Accurately captures network connectivity with few measurements

Applicable to sensor and social networks in 2-D and 3-D spaces

Enables topology extraction from random shortest path sets

Abstract

For many important network types (e.g., sensor networks in complex harsh environments and social networks) physical coordinate systems (e.g., Cartesian), and physical distances (e.g., Euclidean), are either difficult to discern or inapplicable. Accordingly, coordinate systems and characterizations based on hop-distance measurements, such as Topology Preserving Maps (TPMs) and Virtual-Coordinate (VC) systems are attractive alternatives to Cartesian coordinates for many network algorithms.
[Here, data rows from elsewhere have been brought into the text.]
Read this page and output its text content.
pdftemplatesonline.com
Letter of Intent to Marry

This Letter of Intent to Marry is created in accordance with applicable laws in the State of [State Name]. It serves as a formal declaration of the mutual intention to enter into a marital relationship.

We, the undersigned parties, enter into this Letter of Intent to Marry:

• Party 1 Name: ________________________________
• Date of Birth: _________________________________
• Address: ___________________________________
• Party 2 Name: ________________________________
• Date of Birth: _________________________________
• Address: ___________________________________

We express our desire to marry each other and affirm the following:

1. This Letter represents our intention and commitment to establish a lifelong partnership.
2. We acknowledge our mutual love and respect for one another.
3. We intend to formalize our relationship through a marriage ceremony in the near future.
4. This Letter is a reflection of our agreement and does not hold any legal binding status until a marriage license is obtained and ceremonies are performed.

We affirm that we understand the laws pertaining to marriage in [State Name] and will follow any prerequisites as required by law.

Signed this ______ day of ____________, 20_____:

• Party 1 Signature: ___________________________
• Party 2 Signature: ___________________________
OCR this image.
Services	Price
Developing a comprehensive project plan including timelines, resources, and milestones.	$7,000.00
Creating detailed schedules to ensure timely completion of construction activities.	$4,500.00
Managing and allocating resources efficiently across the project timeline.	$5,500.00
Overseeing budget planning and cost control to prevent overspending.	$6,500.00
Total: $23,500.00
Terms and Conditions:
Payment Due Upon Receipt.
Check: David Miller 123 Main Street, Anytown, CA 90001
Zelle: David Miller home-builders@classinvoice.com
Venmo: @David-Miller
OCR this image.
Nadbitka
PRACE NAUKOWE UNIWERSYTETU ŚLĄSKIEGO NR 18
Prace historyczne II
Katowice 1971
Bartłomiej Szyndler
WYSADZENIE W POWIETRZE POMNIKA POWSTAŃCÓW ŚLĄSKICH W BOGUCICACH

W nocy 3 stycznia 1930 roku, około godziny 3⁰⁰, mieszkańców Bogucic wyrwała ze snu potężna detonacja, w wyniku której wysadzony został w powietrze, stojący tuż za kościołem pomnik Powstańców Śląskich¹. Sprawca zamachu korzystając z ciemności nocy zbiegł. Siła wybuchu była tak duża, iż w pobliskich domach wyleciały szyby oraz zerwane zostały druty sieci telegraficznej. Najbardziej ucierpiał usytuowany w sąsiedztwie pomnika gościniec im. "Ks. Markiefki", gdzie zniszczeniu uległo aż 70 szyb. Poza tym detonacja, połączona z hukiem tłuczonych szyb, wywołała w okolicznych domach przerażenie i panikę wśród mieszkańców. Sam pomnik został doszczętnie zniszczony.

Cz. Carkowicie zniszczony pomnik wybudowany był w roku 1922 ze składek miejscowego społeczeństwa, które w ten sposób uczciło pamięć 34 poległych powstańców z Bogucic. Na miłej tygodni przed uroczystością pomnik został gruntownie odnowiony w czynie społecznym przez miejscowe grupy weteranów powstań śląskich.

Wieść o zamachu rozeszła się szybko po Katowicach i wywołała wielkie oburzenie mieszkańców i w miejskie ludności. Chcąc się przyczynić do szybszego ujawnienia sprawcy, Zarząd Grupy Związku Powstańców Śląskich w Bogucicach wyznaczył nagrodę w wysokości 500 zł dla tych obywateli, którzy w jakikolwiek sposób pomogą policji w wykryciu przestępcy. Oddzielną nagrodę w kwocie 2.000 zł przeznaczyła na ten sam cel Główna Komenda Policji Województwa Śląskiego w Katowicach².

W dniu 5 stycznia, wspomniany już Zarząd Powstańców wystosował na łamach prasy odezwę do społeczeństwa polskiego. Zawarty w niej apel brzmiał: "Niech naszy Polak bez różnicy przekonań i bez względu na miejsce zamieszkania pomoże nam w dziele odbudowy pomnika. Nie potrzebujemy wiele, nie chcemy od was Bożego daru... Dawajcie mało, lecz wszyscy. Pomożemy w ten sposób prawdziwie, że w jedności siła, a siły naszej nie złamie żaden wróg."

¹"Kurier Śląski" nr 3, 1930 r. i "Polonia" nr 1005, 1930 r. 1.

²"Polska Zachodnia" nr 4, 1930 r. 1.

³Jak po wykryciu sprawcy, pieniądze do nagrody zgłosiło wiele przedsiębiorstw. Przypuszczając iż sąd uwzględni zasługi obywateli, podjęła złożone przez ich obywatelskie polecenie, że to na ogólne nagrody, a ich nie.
Herein, we present an approach to recover geometric and topological properties of a network with a small set of distance measurements. In particular, our approach is a combination of shortest path (often called geodesic) recovery concepts and low-rank matrix completion, generalized to the case of hop-distances in graphs. Results for sensor networks embedded in 2-D and 3-D spaces, as well as a social networks, indicates that the method can accurately capture the network connectivity with a small set of measurements. TPM generation can now also be based on various context appropriate measurements or VC systems, as long as they characterize different nodes by distances to small sets of random nodes (instead of a set of global anchors). The proposed method is a significant generalization that allows the topology to be extracted from a random set of graph shortest paths, making it applicable in contexts such as social networks where VC generation may not be possible.